This is a static archive of our old Q&A Site. Please post any new questions and answers at ask.wireshark.org.

Issue about crawl HTTP

0

I met a problem while using wireshark, which was that i only wanted to crawl the data package of HTTP by setting a filter, but when i input HTTP in filtering condition as setting the network card, why it showed red meaning the setting was wrong, but input TCP etc. , it showed right. please tell me what is the reason. Though filtering condition can be set to be tcp port 80, it can only crawl the HTTP passed the 80 port. If some HTTP do not pass the 80 part, how to crawl it?

asked 20 Dec '12, 22:52

jun's gravatar image

jun
1223
accept rate: 0%

edited 20 Dec '12, 23:07


One Answer:

0

it showed right. please tell me what is the reason.

the reason is already explained in your other question with the same content. I'll repeat it for you:

You cannot use http as a capture filter, as that is not valid libpcap filter syntax. whereas tcp is a valid filter.

See here: http://www.manpagez.com/man/7/pcap-filter/

Please use this filter instead: tcp port 80

Though filtering condition can be set to be tcp port 80, it can only gain the HTTP protocol passed the 80 port. If some HTTP protocol do not pass the 80 part, how to gain it?

Wireshark needs a criteria to identify a protocol during the capture phase. That criteria is usually the protocol and the port (80, 3128, 8080, etc.). So, if you want to capture HTTP with libpcap, regardless of the port, you can only try to identify the usual HTTP request commands in the tcp payload.
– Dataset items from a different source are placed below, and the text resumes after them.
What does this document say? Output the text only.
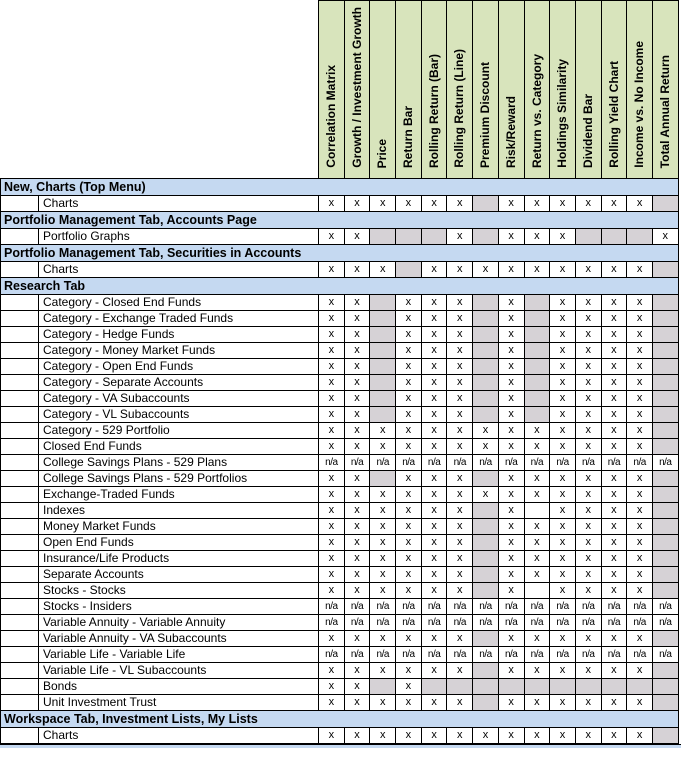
		Correlation Matrix	Growth / Investment Growth	Price	Return Bar	Rolling Return (Bar)	Rolling Return (Line)	Premium Discount	Risk/Reward	Return vs. Category	Holdings Similarity	Dividend Bar	Rolling Yield Chart	Income vs. No Income	Total Annual Return
New, Charts (Top Menu)															
	Charts	x	x	x	x	x	x		x	x	x	x	x	x	
Portfolio Management Tab, Accounts Page															
	Portfolio Graphs	x	x				x		x	x	x				x
Portfolio Management Tab, Securities in Accounts															
	Charts	x	x	x		x	x	x	x	x	x	x	x	x	
Research Tab															
	Category - Closed End Funds	x	x		x	x	x		x		x	x	x	x	
	Category - Exchange Traded Funds	x	x		x	x	x		x		x	x	x	x	
	Category - Hedge Funds	x	x		x	x	x		x		x	x	x	x	
	Category - Money Market Funds	x	x		x	x	x		x		x	x	x	x	
	Category - Open End Funds	x	x		x	x	x		x		x	x	x	x	
	Category - Separate Accounts	x	x		x	x	x		x		x	x	x	x	
	Category - VA Subaccounts	x	x		x	x	x		x		x	x	x	x	
	Category - VL Subaccounts	x	x		x	x	x		x		x	x	x	x	
	Category - 529 Portfolio	x	x	x	x	x	x	x	x	x	x	x	x	x	
	Closed End Funds	x	x	x	x	x	x	x	x	x	x	x	x	x	
	College Savings Plans - 529 Plans	n/a	n/a	n/a	n/a	n/a	n/a	n/a	n/a	n/a	n/a	n/a	n/a	n/a	n/a
	College Savings Plans - 529 Portfolios	x	x		x	x	x		x	x	x	x	x	x	
	Exchange-Traded Funds	x	x	x	x	x	x	x	x	x	x	x	x	x	
	Indexes	x	x	x	x	x	x		x		x	x	x	x	
	Money Market Funds	x	x	x	x	x	x		x	x	x	x	x	x	
	Open End Funds	x	x	x	x	x	x		x	x	x	x	x	x	
	Insurance/Life Products	x	x	x	x	x	x		x	x	x	x	x	x	
	Separate Accounts	x	x	x	x	x	x		x	x	x	x	x	x	
	Stocks - Stocks	x	x	x	x	x	x		x		x	x	x	x	
	Stocks - Insiders	n/a	n/a	n/a	n/a	n/a	n/a	n/a	n/a	n/a	n/a	n/a	n/a	n/a	n/a
	Variable Annuity - Variable Annuity	n/a	n/a	n/a	n/a	n/a	n/a	n/a	n/a	n/a	n/a	n/a	n/a	n/a	n/a
	Variable Annuity - VA Subaccounts	x	x	x	x	x	x		x	x	x	x	x	x	
	Variable Life - Variable Life	n/a	n/a	n/a	n/a	n/a	n/a	n/a	n/a	n/a	n/a	n/a	n/a	n/a	n/a
	Variable Life - VL Subaccounts	x	x	x	x	x	x		x	x	x	x	x	x	
	Bonds	x	x		x										
	Unit Investment Trust	x	x	x	x	x	x		x	x	x	x	x	x	
Workspace Tab, Investment Lists, My Lists															
	Charts	x	x	x	x	x	x	x	x	x	x	x	x	x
Looking for 'GET ' in the payload:

tcp[((tcp[12:1] & 0xf0) >> 2):4] = 0x47455420

Looking for 'POST' in the payload:

tcp[((tcp[12:1] & 0xf0) >> 2):4] = 0x504F5354

Explanation:

  • ((tcp[12:1] & 0xf0) >> 2) represents the length of the tcp header
  • tcp[header_length:4] = 0x47455420 looks for 4 bytes in the tcp packet, beginning at the end of the header. Those 4 bytes are compared to the ASCII representation of 'GET '.

So, if you want to look for all HTTP commands, you need to combine several of these filters.
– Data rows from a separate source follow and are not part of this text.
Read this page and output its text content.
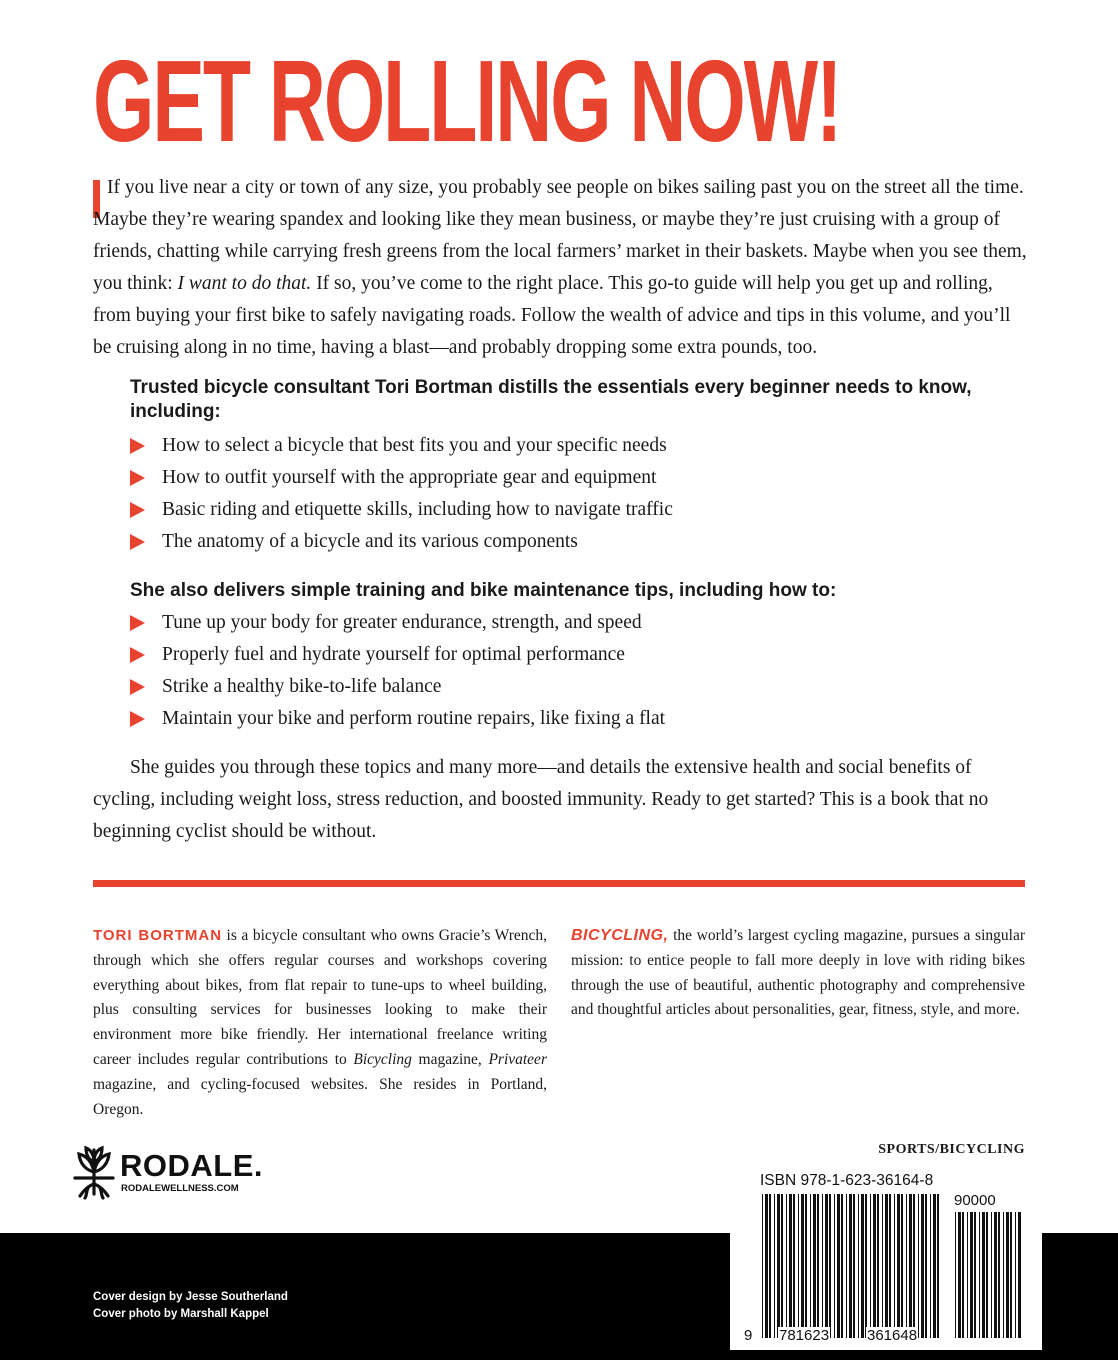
GET ROLLING NOW!

If you live near a city or town of any size, you probably see people on bikes sailing past you on the street all the time. Maybe they’re wearing spandex and looking like they mean business, or maybe they’re just cruising with a group of friends, chatting while carrying fresh greens from the local farmers’ market in their baskets. Maybe when you see them, you think: I want to do that. If so, you’ve come to the right place. This go-to guide will help you get up and rolling, from buying your first bike to safely navigating roads. Follow the wealth of advice and tips in this volume, and you’ll be cruising along in no time, having a blast—and probably dropping some extra pounds, too.

Trusted bicycle consultant Tori Bortman distills the essentials every beginner needs to know, including:

How to select a bicycle that best fits you and your specific needs
How to outfit yourself with the appropriate gear and equipment
Basic riding and etiquette skills, including how to navigate traffic
The anatomy of a bicycle and its various components

She also delivers simple training and bike maintenance tips, including how to:

Tune up your body for greater endurance, strength, and speed
Properly fuel and hydrate yourself for optimal performance
Strike a healthy bike-to-life balance
Maintain your bike and perform routine repairs, like fixing a flat

She guides you through these topics and many more—and details the extensive health and social benefits of cycling, including weight loss, stress reduction, and boosted immunity. Ready to get started? This is a book that no beginning cyclist should be without.

TORI BORTMAN is a bicycle consultant who owns Gracie’s Wrench, through which she offers regular courses and workshops covering everything about bikes, from flat repair to tune-ups to wheel building, plus consulting services for businesses looking to make their environment more bike friendly. Her international freelance writing career includes regular contributions to Bicycling magazine, Privateer magazine, and cycling-focused websites. She resides in Portland, Oregon.

BICYCLING, the world’s largest cycling magazine, pursues a singular mission: to entice people to fall more deeply in love with riding bikes through the use of beautiful, authentic photography and comprehensive and thoughtful articles about personalities, gear, fitness, style, and more.

SPORTS/BICYCLING

RODALE.
RODALEWELLNESS.COM

Cover design by Jesse Southerland

Cover photo by Marshall Kappel

ISBN 978-1-623-36164-8

90000

9 781623	361648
tcp[((tcp[12:1] & 0xf0) >> 2):4] = 0x47455420 or tcp[((tcp[12:1] & 0xf0) >> 2):4] = 0x504F5354 or xxxxx

Replace xxxxx with the filters for HEAD and other HTTP commands.

IMPORTANT: There are some problems

the most important problem

  • with the filters shown above, you will only capture packets that contain the HTTP requests. As your are interested in the HTTP payload, this method does not work for you.

other problems

  • Some HTTP implementations accept 'get' or 'Get' instead of 'GET', so you will probably miss some HTTP requests, unless you add filters for all possible lowercase/uppercase combinations.
  • You will get false positives, if the strings 'GET', 'POST', 'HEAD', etc. happen to be at the beginning of the TCP payload (e.g. as part of a text file that is transferred via ftp).
  • You may get performance problems, if you need to capture at high packet rates

So, if you need the whole HTTP payload for all HTTP connections, regardless of the port, you cannot do that with libpcap filters (Wireshark capture filters). So, you can only capture all data and later use display filters to extract only HTTP sessions.
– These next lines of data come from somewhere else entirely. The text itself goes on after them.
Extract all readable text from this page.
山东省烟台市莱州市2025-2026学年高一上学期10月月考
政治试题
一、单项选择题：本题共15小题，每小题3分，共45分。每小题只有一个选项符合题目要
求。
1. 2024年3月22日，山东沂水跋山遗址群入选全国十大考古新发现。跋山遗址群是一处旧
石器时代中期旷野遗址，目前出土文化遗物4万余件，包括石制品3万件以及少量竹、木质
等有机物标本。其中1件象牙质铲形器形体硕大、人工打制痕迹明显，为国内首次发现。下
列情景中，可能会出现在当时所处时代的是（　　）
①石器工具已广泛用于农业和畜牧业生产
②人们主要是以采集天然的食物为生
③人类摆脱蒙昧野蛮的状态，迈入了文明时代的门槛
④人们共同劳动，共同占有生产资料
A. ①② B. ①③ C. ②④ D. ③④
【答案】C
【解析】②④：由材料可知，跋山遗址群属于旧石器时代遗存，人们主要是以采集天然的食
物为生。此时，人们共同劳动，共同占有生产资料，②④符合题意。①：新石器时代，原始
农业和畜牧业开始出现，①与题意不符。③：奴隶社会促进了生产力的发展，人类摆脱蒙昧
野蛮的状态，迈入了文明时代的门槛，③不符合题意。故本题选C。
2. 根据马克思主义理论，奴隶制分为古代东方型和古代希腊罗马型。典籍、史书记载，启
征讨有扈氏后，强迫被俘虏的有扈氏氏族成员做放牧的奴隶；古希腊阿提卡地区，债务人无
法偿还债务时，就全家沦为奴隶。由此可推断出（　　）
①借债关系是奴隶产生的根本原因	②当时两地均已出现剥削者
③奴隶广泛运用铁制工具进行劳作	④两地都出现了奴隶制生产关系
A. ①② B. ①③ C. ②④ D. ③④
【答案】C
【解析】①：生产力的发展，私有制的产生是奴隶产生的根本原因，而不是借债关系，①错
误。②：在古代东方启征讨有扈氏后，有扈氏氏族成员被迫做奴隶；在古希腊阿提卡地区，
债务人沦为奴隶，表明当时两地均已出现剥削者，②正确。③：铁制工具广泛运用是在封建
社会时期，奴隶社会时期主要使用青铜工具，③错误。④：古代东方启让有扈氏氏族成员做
A possible alternative would be one of these commands:

tshark -ni 0 -R "http" -V
tshark -ni 0 -R "http" -T pdml

However, you cannot write that data into a pcap file (-w not supported together with -R), so you need to analyze the output of tshark with other tools than Wireshark.

HINT: tshark will also not detect HTTP on ports other than the default port list of the HTTP dissector: 80,3128,3132,5985,8080,8088,11371,1900,2869 !!

If you tell us more about your plans (why do you need to capture HTTP payload (regardless of the port), we might be find a different solution.

Regards
Kurt

answered 20 Dec '12, 23:23

Kurt%20Knochner's gravatar image

Kurt Knochner ♦
24.8k1039237
accept rate: 15%

edited 21 Dec '12, 10:45